1. Field of the Invention
The present invention relates to a keyboard including a key matrix, a radiation emitter for each column of keys, a radiation receiver for each line of keys, means disposed at each intersection of a column and a line for deflecting the radation from the corresponding emitter to the corresponding receiver, means controlled by each key for interrupting the radiation of the corresponding emitter and means for controlling the emitters sequentially and cyclically.
With such a keyboard, alphanumeric data can be fed in manually into a word processing machine, a computer, or a terminal connected to a telecommunications network for example.
2. Description of the Prior Art
Such a keyboard is already known, described in U.S. Pat. No. 4,417,824. In this keyboard, the radiation considered is light radiation, each column includes a first light guide made from a transparent material having an index greater than that of air, inside which the light emitted by the corresponding emitter propagates and each line includes a second light guide made from the same material as the first guide and inside which light received by the corresponding receiver propagates. Each means for deflecting the radiation from an emitter to a receiver includes, in the first guide, or emission guide, two reflecting surfaces for causing a part of the light emitted to leave the emission guide in a direction parallel to that of the second guide and, in the reception guide, a reflecting surface for causing the light leaving the emission guide to enter. Each interruption means includes an opaque flap which is interposed between the emission guide and the reception guide for interrupting the light radiation.

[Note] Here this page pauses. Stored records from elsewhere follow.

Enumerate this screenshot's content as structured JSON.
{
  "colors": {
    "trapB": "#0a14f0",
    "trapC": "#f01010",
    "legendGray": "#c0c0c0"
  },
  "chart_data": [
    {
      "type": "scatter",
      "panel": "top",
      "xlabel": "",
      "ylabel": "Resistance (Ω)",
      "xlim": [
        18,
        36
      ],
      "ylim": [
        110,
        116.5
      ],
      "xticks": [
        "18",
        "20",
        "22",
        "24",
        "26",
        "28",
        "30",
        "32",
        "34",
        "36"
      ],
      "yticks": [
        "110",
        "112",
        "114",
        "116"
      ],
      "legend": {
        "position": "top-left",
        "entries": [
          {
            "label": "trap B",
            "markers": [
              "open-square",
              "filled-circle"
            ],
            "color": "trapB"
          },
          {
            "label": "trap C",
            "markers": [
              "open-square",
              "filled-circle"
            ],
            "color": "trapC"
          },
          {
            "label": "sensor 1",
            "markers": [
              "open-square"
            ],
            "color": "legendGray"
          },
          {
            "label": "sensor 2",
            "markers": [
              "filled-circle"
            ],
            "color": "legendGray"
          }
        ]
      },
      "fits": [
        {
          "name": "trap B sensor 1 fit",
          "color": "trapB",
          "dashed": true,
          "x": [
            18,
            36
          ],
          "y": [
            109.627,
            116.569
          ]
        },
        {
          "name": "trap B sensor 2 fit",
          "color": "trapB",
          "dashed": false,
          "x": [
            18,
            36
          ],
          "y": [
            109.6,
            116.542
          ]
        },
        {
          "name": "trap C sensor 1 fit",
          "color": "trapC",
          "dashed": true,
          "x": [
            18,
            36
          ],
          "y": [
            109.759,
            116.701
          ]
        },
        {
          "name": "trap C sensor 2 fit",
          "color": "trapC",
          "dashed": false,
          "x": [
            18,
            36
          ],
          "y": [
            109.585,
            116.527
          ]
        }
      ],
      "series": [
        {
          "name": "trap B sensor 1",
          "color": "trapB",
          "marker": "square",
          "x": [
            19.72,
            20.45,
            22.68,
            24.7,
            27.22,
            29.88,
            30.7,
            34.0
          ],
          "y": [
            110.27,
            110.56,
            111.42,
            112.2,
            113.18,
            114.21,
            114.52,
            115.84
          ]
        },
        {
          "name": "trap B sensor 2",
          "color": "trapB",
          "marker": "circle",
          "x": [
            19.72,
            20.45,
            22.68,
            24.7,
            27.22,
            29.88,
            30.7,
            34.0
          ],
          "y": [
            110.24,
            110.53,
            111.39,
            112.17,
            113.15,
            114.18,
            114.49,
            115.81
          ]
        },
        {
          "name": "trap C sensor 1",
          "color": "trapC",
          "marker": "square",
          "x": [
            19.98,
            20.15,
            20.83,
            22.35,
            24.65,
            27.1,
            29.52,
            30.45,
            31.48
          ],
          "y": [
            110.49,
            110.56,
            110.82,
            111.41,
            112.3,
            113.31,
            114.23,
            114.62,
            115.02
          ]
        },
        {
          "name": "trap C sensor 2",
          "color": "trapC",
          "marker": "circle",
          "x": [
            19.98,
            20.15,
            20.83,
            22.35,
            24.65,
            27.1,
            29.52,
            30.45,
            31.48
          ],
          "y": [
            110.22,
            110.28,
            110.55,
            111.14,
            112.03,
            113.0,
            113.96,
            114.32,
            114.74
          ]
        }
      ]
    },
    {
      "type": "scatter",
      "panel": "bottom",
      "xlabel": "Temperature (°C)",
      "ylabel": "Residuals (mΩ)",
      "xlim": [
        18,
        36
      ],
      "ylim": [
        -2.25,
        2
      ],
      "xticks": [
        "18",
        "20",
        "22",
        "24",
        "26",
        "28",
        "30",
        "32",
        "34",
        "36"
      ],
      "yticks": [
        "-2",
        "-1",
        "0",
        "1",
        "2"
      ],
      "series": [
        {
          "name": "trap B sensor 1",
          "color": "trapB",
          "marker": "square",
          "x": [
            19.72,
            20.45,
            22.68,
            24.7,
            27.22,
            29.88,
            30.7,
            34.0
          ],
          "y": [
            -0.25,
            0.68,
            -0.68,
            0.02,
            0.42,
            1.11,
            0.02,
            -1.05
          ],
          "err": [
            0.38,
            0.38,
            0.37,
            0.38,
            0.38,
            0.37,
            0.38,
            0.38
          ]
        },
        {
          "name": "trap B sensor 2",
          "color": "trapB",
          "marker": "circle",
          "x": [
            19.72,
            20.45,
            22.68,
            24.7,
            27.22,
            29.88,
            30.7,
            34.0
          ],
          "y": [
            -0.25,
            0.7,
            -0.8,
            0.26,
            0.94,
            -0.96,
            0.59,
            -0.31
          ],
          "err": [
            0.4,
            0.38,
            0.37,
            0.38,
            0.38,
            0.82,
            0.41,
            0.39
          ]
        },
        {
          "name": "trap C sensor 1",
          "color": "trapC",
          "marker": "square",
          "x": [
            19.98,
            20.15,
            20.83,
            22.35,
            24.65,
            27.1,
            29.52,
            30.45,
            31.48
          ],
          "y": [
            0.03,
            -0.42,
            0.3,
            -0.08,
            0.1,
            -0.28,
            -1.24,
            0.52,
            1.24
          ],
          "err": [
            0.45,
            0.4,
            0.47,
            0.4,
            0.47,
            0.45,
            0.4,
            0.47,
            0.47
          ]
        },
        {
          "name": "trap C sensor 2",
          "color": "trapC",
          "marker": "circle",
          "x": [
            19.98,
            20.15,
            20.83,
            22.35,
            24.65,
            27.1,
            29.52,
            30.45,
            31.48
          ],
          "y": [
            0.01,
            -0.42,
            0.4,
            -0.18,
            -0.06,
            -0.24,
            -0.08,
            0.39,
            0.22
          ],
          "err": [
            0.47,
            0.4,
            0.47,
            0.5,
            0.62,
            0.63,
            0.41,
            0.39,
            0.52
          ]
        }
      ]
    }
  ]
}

Such a keyboard has several drawbacks. First of all, since the transparent material used for the guides is not perfect, the light propagates therein with attenuation. In addition, in order to be deflected, the radiation from the emitter undergoes three reflections. Moreover, in order to enter then leave the emission guide this radiation must cross an air-transparent medium interface then a transparent medium-air interface. The same goes for entering then leaving the reception guide. Now, each reflection or interface passage gives rise to light energy losses. Thus, after propagation, reflections and interface crossings, the light portion emitted by an emitter which is received by a receiver is relatively small. This reduces the operating reliability of the keyboard and requires the use of powerful sources and sensitive sensors. Furthermore, the use and positioning of emission guides having a relatively complex shape increase the manufacturing costs.
The European application No. 0 151 022 describes a matrix keyboard including a light emitter per column and a receiver per line and means for controlling the emitters sequentially and cyclically. In this keyboard, the light propagates in air, inside hollow and rectilinear channels corresponding to the columns and to the lines. Such a keyboard has then none of the above drawbacks. However, since the light propagates in a straight line, and since the columns are substantially perpendicular to the lines, it is not possible to use, as in U.S. Pat. No. 4,417,824, keys each controlling a single opaque flap. In fact, in the absence of means for deflecting the light radiation from the emitters towards the receivers, no receiver ever receives light from an emitter. Thus, in this keyboard, keys are used which each control the positioning, at the intersection of a column and a line, of means for deflecting the light radiation from the corresponding emitter to the corresponding receiver. These deflection means are, in this case, formed by a reflecting surface slanted with respect to the propagation direction of the light in the column, so as to deflect a part of the light emitted through an angle of substantially 90.degree., in the direction of the line. So that the pressing of the key does not prevent light from passing through the channels, either a totally reflecting surface is used controlled by the key for insertion in a part only of the section of the propagation channel, or a semireflecting surface is used controlled by the key for insertion in the whole of the section of the propagation channel. In both cases, even if a key is pressed, it does not completely prevent light from passing, which means that keys pressed downstream, in the direction of propagation of the radiation, in the same column, or keys pressed upstream, in the same line, can be recognized.
A keyboard such as the one which has just been described, although it does not have the defects inherent in keyboards using light guides made from a transparent material having an index greater than that of air, has however other drawbacks. First of all, each of the keys, since it controls the positioning of a mobile reflectign surface whose slope angle must remain strictly constant, is mechanically more complicated than a key which controls the positioning of an opaque flap whose slope angle is not critical. Moreover, although the pressing of the key does not cause cancellation of the light downstream of this key, it causes attenuation thereof in relatively high proportions. This reduces the operating reliability of the keyboard and leads then also to the use of powerful sources and sensitive sensors.
The aim of the present invention is to overcome the preceding drawbacks.